Objective: To examine the hypothesis that higher body weight increases the risk of oral contraceptive (OC) failure.
Methods: We conducted a retrospective cohort analysis of data from 755 randomly selected female enrollees of Group Health Cooperative of Puget Sound who completed an in-person interview and dietary questionnaire between 1990 and 1994 as control subjects for a case-control study of ovarian cysts. Among the 618 women who were OC ever-users, we used Cox proportional hazards regression models to estimate the relative risk (RR) of pregnancy while using OCs associated with body weight quartile.
Results: During 2822 person-years of OC use, 106 confirmed pregnancies occurred (3.8 per 100 person-years of exposure).

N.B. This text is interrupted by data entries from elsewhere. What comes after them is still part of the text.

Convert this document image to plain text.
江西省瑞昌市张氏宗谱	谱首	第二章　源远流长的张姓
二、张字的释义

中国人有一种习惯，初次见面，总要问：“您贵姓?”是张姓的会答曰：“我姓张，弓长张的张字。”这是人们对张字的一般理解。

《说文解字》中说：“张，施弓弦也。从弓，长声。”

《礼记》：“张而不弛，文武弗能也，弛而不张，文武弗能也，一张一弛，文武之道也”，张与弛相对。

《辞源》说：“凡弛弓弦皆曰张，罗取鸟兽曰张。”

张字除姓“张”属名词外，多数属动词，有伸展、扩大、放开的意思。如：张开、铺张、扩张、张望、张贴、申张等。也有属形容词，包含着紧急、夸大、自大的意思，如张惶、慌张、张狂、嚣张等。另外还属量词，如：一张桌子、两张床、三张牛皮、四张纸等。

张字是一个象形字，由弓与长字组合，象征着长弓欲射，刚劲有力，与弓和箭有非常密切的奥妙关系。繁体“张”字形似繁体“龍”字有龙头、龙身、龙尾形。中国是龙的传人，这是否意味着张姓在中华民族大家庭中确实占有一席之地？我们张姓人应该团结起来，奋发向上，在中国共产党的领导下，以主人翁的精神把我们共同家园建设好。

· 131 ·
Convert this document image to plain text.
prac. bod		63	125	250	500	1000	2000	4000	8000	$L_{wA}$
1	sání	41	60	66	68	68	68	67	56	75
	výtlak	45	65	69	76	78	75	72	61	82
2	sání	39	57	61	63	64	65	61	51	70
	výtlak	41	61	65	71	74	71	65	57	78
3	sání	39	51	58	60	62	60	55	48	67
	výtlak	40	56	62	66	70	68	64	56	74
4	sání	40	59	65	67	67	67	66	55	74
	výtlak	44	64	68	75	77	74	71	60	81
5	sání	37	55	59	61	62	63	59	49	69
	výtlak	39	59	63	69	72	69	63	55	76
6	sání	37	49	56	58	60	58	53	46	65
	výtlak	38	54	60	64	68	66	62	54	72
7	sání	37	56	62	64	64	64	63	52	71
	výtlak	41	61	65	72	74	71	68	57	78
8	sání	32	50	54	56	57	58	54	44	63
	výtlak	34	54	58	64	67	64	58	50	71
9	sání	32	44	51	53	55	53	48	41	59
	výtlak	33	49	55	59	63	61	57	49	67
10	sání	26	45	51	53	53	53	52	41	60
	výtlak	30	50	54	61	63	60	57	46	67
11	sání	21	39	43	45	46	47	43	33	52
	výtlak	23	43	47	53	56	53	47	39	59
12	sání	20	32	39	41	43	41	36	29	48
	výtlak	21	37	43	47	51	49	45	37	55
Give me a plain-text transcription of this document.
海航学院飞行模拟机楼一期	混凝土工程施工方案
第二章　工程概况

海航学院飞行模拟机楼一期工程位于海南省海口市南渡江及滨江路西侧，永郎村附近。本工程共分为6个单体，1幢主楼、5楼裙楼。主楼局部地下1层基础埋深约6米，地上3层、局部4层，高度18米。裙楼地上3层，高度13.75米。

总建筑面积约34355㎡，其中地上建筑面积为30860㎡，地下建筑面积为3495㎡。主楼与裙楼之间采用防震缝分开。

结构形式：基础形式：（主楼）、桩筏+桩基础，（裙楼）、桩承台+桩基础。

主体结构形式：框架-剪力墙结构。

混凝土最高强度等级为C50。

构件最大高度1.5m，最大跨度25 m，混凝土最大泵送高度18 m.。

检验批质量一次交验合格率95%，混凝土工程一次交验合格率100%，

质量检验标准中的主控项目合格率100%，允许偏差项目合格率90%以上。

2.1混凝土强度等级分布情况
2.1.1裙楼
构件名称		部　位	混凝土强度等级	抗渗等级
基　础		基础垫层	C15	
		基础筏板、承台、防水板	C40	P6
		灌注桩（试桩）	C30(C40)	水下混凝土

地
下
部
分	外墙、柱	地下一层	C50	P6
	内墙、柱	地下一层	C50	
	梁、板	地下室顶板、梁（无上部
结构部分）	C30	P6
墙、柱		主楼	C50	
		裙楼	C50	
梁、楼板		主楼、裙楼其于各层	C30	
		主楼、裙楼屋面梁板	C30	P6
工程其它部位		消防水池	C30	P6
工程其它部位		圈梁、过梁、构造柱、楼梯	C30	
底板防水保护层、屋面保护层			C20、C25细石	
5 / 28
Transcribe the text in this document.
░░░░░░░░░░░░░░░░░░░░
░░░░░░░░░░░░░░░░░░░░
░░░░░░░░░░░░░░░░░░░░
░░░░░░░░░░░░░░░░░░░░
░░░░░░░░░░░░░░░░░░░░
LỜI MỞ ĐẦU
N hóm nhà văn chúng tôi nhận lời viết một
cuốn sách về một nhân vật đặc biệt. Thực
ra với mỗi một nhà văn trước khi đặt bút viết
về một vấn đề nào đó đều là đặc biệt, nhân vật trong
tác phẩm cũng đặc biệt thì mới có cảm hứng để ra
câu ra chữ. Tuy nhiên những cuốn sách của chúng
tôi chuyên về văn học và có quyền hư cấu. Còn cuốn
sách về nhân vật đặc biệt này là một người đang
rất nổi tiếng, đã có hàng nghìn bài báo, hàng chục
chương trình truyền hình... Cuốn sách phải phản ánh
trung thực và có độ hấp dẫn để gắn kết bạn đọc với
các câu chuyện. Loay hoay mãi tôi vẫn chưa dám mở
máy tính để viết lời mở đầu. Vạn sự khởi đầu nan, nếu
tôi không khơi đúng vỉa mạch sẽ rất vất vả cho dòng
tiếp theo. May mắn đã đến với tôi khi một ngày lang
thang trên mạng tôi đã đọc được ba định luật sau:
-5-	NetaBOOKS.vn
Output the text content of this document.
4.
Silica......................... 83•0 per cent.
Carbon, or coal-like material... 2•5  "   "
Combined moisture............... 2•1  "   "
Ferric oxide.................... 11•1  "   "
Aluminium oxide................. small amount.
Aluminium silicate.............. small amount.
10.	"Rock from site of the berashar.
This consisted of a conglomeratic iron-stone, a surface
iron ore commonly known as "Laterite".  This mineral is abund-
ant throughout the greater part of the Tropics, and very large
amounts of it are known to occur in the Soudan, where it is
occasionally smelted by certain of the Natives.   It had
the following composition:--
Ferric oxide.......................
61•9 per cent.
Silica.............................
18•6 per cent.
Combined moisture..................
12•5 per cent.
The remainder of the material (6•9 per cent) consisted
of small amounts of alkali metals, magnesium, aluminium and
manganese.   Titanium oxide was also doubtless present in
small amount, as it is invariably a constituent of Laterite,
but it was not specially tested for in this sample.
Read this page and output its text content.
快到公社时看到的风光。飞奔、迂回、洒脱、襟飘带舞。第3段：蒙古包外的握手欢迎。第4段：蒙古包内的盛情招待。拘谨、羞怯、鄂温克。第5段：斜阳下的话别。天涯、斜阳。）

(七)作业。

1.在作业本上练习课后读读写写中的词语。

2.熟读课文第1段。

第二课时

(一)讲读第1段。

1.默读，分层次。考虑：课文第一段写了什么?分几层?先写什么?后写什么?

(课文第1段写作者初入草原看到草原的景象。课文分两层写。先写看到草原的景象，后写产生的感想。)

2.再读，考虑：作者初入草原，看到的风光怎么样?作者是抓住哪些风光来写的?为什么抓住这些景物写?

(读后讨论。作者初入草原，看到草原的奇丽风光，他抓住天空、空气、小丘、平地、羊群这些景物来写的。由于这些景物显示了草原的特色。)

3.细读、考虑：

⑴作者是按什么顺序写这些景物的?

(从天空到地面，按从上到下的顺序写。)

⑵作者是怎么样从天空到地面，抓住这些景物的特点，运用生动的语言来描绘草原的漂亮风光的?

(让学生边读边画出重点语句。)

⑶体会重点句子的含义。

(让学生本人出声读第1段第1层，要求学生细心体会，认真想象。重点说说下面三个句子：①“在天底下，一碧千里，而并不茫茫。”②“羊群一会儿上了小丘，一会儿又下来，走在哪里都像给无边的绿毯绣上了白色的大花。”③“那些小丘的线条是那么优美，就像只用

After controlling for parity, women in the highest body weight quartile (70.5 kg or more) had a significantly increased risk of OC failure (RR 1.6, 95% confidence interval [CI] 1.1, 2.4) compared with women of lower weight. Higher elevations of risk associated with the highest weight quartile were seen among very low-dose OC users (RR 4.5, 95% CI 1.4, 14.4) and low-dose OC users (RR 2.6, 95% CI 1.2, 5.9), controlling for parity, race, religion, and menstrual cycle regularity.
Conclusion: Our findings suggest that body habitus may affect metabolism sufficiently to compromise contraceptive effectiveness. Consideration of a woman's weight may be an important element of OC prescription.